Keep personnel and employee benefits records in this folder. Relevant documents include:

  • Service Provider Agreements - Keep any individualized agreements between the company and its service providers, sorted by the name of the service provider, such as offer letters and PIIAAs/CIIAAs with employees, consulting agreements with consultants/independent contractors, advisor agreements with advisors, commission plans, bonus plans, termination letters or certificates, separation/severance agreements, indemnification agreements, and equity-related agreements if not already saved in the Capitalization folders. Also save the company’s standard forms of offer letter and PIIAAs/CIIAAs for employees. There may be several variants of these forms for different employee types and different states.
  • Employee Benefits - Keep a running list of benefits plans that your company maintains for its employees, such as health, dental and vision insurance, and 401(k) plans.
6. Legal and Regulatory

If your company is involved in litigation, consider saving relevant documents here, but check What Not to Put in the Shared Drive above. Sometimes a list of cases and a short description is enough. Save any significant permits or government licenses required to operate the company’s business. Also save any correspondence between the company and governmental or regulatory authorities.

7. Material Agreements

Material agreements are those that an investor or acquirer would care about in deciding whether to invest in or buy your company. These include:

  • Loan Documents - Any documents relating to the company’s debts, including bank loan and credit agreements, promissory notes, guarantees, and founder’s loans.
  • Real Estate - Office and facilities leases are often among a startup’s largest expenses. Leases may require a company to obtain landlord consent in the event of an acquisition.
  • Material Business Agreements - These are the agreements that are important to the company’s business. The significance of an agreement is often defined by a dollar threshold. The threshold may increase as a company grows, but is typically set to capture the top 15-20 contracts accounting for the company’s highest revenue and expenses. If outside of the top 15-20, be sure to include any significant contracts with any non-standard terms for your business. If a company’s revenue and expenses are not concentrated in this way, or if there is not much customization between counterparties, then it may suffice to provide the company’s standard agreement templates and note any exceptions. In an acquisition of your company, the buyer may review the company’s contracts more intensively than in a financing, and may ask to see a larger sample size of these agreements.
  • Acquisitions and Dispositions - Any documents relating to any significant acquisitions or dispositions of the company’s business or assets.
  • Exclusivity Agreements - Any agreements that restrict the company’s ability to compete in any line of business, or any geography, or with any person or entity, or commit the company to continue in any line of business.
  • Confidentiality and Non-Disclosure Agreements - It is important to keep tabs on the company’s confidentiality and non-disclosure obligations.
  • Broker and Finder Agreements - Any agreements promising compensation to a broker or a finder in connection with a financing or acquisition.
  • Insurance Policies - Any insurance policies (business insurance, “key person” insurance, directors’ and officers’ insurance), and a summary of any claims under those policies.
8. Other

This is a catch-all folder for anything else that may be important for a third party to understand the company. Try to keep documents in this folder to a minimum.

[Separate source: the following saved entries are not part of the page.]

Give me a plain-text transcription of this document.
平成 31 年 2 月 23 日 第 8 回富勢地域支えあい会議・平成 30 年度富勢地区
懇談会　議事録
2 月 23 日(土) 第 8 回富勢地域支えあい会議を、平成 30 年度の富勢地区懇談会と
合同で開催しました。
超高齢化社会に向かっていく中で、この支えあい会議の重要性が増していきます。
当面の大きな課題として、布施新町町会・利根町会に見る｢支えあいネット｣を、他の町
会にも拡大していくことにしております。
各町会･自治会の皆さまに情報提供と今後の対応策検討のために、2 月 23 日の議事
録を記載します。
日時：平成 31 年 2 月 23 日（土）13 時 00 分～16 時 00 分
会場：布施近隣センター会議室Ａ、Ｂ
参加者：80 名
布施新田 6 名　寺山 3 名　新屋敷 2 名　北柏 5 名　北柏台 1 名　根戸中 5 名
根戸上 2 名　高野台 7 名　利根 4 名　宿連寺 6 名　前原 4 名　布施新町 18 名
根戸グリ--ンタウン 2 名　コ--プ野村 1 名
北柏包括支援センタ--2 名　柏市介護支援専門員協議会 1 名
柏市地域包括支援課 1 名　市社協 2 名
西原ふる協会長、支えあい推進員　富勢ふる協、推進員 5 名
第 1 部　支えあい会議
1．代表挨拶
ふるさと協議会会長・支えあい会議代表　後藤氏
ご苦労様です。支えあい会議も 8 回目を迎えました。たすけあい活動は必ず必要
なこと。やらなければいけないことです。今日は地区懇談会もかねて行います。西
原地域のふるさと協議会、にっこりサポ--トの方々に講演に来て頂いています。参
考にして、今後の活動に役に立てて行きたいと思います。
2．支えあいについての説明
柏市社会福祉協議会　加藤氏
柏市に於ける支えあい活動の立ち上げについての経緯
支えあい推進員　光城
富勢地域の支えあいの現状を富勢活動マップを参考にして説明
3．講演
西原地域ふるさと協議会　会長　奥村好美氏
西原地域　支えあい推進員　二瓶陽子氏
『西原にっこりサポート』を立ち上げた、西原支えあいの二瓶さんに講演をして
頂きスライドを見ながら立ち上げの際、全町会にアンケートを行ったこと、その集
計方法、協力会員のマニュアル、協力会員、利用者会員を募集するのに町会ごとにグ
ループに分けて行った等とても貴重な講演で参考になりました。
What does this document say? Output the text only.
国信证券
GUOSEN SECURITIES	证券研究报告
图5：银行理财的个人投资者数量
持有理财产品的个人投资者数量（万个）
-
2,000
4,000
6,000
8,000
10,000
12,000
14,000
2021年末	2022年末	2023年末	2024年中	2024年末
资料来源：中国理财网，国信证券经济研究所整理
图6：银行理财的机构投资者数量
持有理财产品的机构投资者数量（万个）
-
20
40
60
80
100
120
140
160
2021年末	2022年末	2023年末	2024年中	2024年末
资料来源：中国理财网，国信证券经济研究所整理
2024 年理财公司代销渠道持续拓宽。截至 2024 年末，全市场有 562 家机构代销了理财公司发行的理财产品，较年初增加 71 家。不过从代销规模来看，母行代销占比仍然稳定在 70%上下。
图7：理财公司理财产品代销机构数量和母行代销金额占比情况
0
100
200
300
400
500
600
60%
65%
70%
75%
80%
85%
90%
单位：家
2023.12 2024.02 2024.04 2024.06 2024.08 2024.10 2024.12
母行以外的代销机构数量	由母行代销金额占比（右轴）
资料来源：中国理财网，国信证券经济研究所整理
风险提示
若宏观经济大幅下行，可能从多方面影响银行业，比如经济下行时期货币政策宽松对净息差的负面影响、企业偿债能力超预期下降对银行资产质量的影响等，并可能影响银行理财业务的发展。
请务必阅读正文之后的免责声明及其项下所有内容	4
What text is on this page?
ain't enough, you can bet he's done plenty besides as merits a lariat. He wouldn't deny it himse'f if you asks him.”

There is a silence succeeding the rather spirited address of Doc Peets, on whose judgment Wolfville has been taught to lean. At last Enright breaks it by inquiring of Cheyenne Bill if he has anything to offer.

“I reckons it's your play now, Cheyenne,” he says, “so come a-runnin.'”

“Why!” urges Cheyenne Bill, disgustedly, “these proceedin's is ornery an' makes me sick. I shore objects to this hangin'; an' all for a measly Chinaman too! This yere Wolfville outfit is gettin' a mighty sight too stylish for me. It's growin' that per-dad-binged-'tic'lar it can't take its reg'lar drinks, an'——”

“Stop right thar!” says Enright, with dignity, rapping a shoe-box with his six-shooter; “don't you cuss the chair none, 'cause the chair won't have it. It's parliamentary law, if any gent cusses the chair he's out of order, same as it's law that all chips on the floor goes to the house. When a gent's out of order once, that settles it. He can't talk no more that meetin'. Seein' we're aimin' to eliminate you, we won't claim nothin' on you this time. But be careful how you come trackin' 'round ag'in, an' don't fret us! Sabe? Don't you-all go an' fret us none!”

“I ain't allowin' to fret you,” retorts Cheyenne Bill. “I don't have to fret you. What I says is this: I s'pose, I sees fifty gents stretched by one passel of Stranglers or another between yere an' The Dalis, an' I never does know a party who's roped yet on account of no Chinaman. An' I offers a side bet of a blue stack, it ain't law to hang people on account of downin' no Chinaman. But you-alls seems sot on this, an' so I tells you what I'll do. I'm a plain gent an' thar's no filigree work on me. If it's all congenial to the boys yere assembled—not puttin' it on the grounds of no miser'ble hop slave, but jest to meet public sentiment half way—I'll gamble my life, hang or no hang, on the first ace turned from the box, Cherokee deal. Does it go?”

Name Files Consistently with a Naming Convention 

To avoid needing to click into and open documents to know what they’re about, use informative filenames for your documents.

Here’s a suggested file naming convention:

Fully Executed, Signed Final Documents (Usually PDFs)

Company Name - Document Grouping (if applicable) - Document Title (YYYY-MM-DD) (Important Information)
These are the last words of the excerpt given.